Pour le syndicat SNPL, l’essor de Transavia France possible en Europe, sous condition

PARIS, 10 décembre 2015 (AFP) – Le premier syndicat de pilotes d’Air France, le SNPL, n’est pas fermé au développement en Europe de la filiale low cost Transavia France, objet d’une grève dure l’an passé, à condition notamment de préserver l’emploi dans l’Hexagone, a-t-il indiqué jeudi à l’AFP à l’issue d’une réunion.

Le Conseil du SNPL Air France, sorte de Parlement du syndicat, a fait le point sur les « problématiques Transavia », du nom de la compagnie low cost d’Air France-KLM, présente en France et aux Pays-Bas.

En septembre 2014, les pilotes d’Air France avaient mené une grève historique de deux semaines en partie motivée par le projet d’une filiale continentale, Transavia Europe, avec des personnels sous contrats locaux.

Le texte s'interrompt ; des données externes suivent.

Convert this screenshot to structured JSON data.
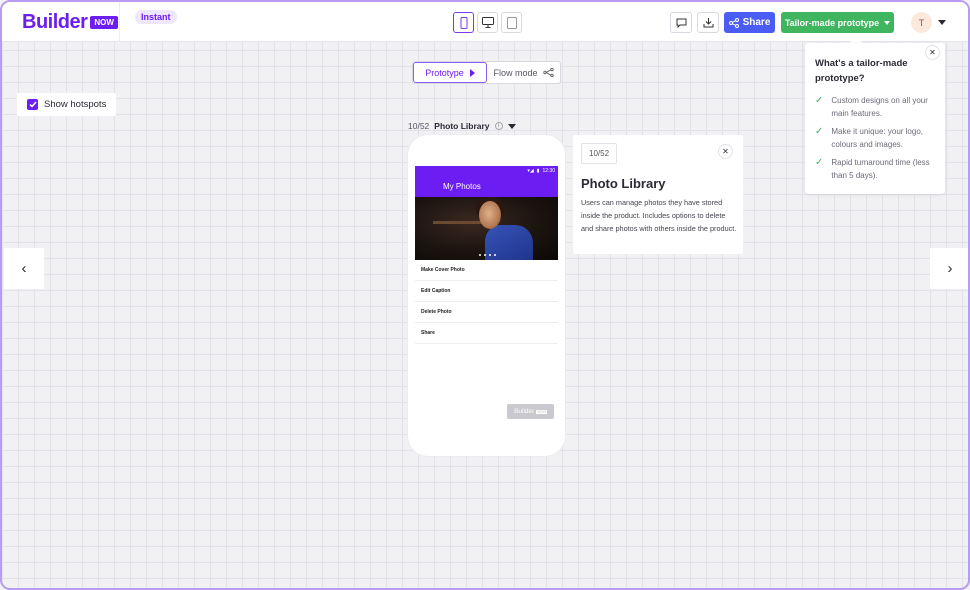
{
  "header": {
    "logo_text": "Builder",
    "logo_badge": "NOW",
    "instant_badge": "Instant",
    "share_label": "Share",
    "tailor_label": "Tailor-made prototype",
    "avatar_initial": "T"
  },
  "mode_toggle": {
    "prototype_label": "Prototype",
    "flow_label": "Flow mode"
  },
  "hotspots": {
    "label": "Show hotspots",
    "checked": true
  },
  "screen": {
    "count": "10/52",
    "name": "Photo Library",
    "phone": {
      "status_time": "12:30",
      "app_title": "My Photos",
      "menu_items": [
        "Make Cover Photo",
        "Edit Caption",
        "Delete Photo",
        "Share"
      ],
      "watermark_text": "Builder",
      "watermark_badge": "NOW"
    }
  },
  "detail": {
    "count": "10/52",
    "title": "Photo Library",
    "description": "Users can manage photos they have stored inside the product. Includes options to delete and share photos with others inside the product."
  },
  "popover": {
    "title": "What's a tailor-made prototype?",
    "items": [
      "Custom designs on all your main features.",
      "Make it unique: your logo, colours and images.",
      "Rapid turnaround time (less than 5 days)."
    ]
  },
  "colors": {
    "brand": "#6c1df2",
    "share": "#4a5cf2",
    "tailor": "#3eb55e",
    "border": "#b99bf2"
  }
}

Abandonné, le projet a refait surface en novembre dernier sous le nom de Transavia Périphérique. Air France-KLM a annoncé l’ouverture prochaine d’une base à Munich, sous l’égide de Transavia Holland.

Mais l’accord passé pour cette base, entre le syndicat de pilotes néerlandais VNV et la compagnie, présente « un certain nombre de défauts », notamment parce qu’il permet de « recourir à 20% de personnel par le biais de +brokers+, des contrats de très courte durée », ce qui n’est « pas défendable », a expliqué à l’AFP Véronique Damon, secrétaire générale du SNPL Air France.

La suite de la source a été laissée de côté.